I worked with a sixteen year old racing car driver who had already been spon-sored by a major car manufacturer and was destined for Formula One stardom. He had started becoming anxious about being in the lead. He would get out in front, then worry what was going on behind him instead of focusing on what he himself was doing. He said that it had got to the point where he didn't like being in the lead! I suggested to him that in fact he was never really in the lead. He was always behind something. He was curious about this and I then told him that time was always in front of him – he was always chasing his next best time!

This idea totally reframed his belief about being out front in the lead. We expanded this idea hypnotically and he found that he started to relax with being in front and he started improving his times.

So the way sports people look at things is very important.

Which brings us on to the third principle of sports hypnosis: hypnotic success rehearsal.

When you practise something in your mind, whether a golf swing, a high jump or a piece of music on the guitar, then – as far as your brain circuits are concerned – you really are practising for real. This is why you can practise the guitar even if you've left it at home!

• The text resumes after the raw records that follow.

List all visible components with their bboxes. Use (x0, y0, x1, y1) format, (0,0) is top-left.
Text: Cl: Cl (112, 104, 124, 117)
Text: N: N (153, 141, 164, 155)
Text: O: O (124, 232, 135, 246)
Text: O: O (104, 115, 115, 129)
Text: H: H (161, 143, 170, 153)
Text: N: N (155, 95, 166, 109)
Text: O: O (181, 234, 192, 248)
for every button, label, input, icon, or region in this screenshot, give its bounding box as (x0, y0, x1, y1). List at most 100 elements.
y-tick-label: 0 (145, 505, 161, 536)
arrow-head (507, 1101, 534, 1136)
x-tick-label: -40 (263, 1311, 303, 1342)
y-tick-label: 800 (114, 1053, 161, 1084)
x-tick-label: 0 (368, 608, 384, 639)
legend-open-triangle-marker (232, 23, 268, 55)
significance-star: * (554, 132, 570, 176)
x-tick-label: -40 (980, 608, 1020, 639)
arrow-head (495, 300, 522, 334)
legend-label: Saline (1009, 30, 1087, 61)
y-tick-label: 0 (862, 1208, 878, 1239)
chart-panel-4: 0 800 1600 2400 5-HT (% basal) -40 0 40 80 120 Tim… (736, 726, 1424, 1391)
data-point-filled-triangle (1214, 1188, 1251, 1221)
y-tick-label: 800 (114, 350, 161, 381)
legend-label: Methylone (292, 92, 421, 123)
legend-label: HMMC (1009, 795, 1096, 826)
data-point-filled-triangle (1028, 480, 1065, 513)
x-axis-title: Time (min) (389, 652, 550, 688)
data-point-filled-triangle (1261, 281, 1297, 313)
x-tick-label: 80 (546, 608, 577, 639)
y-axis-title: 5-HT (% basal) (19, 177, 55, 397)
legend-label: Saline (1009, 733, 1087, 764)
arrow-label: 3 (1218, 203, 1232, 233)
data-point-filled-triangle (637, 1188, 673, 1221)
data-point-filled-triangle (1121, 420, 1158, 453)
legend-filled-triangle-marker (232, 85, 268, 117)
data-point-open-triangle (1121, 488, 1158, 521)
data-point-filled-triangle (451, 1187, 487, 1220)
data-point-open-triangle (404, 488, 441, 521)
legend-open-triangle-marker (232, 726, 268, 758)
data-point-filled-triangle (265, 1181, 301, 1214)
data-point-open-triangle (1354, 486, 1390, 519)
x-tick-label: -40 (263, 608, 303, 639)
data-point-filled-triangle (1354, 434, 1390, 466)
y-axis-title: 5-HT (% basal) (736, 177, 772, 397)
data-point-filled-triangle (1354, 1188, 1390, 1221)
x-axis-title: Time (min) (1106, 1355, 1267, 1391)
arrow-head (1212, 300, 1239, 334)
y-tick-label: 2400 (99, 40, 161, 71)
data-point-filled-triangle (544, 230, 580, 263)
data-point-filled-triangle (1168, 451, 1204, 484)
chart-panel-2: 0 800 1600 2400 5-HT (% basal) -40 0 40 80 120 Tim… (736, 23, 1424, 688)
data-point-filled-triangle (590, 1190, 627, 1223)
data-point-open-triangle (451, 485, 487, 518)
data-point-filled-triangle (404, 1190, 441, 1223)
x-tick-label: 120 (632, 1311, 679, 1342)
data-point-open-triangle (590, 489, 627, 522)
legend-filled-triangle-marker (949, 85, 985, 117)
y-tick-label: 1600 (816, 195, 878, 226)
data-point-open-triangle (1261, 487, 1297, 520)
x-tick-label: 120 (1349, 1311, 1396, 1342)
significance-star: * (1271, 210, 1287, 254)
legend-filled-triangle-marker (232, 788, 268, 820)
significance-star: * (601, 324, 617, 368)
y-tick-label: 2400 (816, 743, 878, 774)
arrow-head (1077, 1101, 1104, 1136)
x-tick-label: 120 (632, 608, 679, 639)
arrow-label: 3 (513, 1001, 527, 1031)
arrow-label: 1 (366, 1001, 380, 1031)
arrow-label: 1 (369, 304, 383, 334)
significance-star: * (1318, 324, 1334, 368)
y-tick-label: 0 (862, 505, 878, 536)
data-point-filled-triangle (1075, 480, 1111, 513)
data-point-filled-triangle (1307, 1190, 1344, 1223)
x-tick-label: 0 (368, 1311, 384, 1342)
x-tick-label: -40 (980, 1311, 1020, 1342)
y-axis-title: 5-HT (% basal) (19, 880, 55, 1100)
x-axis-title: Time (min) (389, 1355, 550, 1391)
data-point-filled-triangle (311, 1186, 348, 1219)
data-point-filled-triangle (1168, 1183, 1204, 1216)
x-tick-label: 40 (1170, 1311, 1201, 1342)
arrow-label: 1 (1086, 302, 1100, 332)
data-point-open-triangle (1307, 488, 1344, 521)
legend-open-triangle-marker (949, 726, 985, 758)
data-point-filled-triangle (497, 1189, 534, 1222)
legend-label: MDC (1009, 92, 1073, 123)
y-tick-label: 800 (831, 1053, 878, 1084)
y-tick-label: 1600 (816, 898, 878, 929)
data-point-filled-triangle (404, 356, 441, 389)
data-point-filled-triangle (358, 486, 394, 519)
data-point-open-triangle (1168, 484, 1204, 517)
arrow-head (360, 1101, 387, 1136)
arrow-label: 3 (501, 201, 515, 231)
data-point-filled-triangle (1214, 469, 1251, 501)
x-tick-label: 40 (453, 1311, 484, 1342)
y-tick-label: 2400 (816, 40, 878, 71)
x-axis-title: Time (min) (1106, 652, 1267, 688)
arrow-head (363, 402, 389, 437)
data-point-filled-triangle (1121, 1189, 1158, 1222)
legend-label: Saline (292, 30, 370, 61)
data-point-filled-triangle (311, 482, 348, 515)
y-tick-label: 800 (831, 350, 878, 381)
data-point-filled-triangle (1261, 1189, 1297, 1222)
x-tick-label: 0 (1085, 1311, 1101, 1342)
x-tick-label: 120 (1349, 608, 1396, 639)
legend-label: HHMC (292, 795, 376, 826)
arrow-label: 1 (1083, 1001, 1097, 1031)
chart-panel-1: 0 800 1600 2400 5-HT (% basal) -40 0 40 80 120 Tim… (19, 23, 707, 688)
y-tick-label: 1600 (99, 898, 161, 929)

In fact, you can improve by hypnotically imagining an activity without even doing it for real. In the 1970s an American soldier who had been imprisoned in Vietnam was released after four years in captivity. On his release, the first thing he wanted to do was play golf. All he'd been able to do in prison was spend hours every day playing one perfect round of golf after another on as many imaginary and remembered golf courses as possible. Such was the success of this intense and prolonged self hypnosis that, even though he was in poor physical condition and hadn't actually played golf in years, his handicap had improved as if he'd had intense professional coaching for those four years. When you rehearse something in your mind you are using hypnosis. If you rehearse something going well then you are setting up your brain with a blueprint for success.

Some sports people we have helped had made the mistake of using negative hypnosis by imagining future sporting events going badly. I teach them to rehearse absolute success when in hypnosis. One young ten year old gymnast had stated dropping scores because of anxiety in major competitions. I hypnotized her to the point that she could feel completely relaxed, then I just got her to get per-fect scores of ten over and over in her mind, in all the events she took part in. When her mother brought her back a couple of months later, she told me that not only was her daughter much more relaxed about competing but she was getting perfect scores in many of her competitions, which was previously unheard of. The final study I want to mention involved basketball players. They were shown a new move then one group practised it for real for three weeks and another group hypnotically rehearsed it for three weeks. After that time, the hypnotic group were actually better than the group who had physically practised the new move! This was because the ones who had practised purely in their minds had been able to do it perfectly every time, whereas the ones who had practised for real had also learned how to make mistakes.

So to sum up, for great sporting per-formance you need to:

  1. focus your attention like an intense laser beam while staying relaxed
  2. dissolve any limiting beliefs as to what is or isn't possible, and
  3. perfectly hypnotically rehearse performing at your very best time after time.
I love working with sports people because the results are so easy to see, and they are generally highly motivated. These rules hold true for other areas of life too. Test it yourself.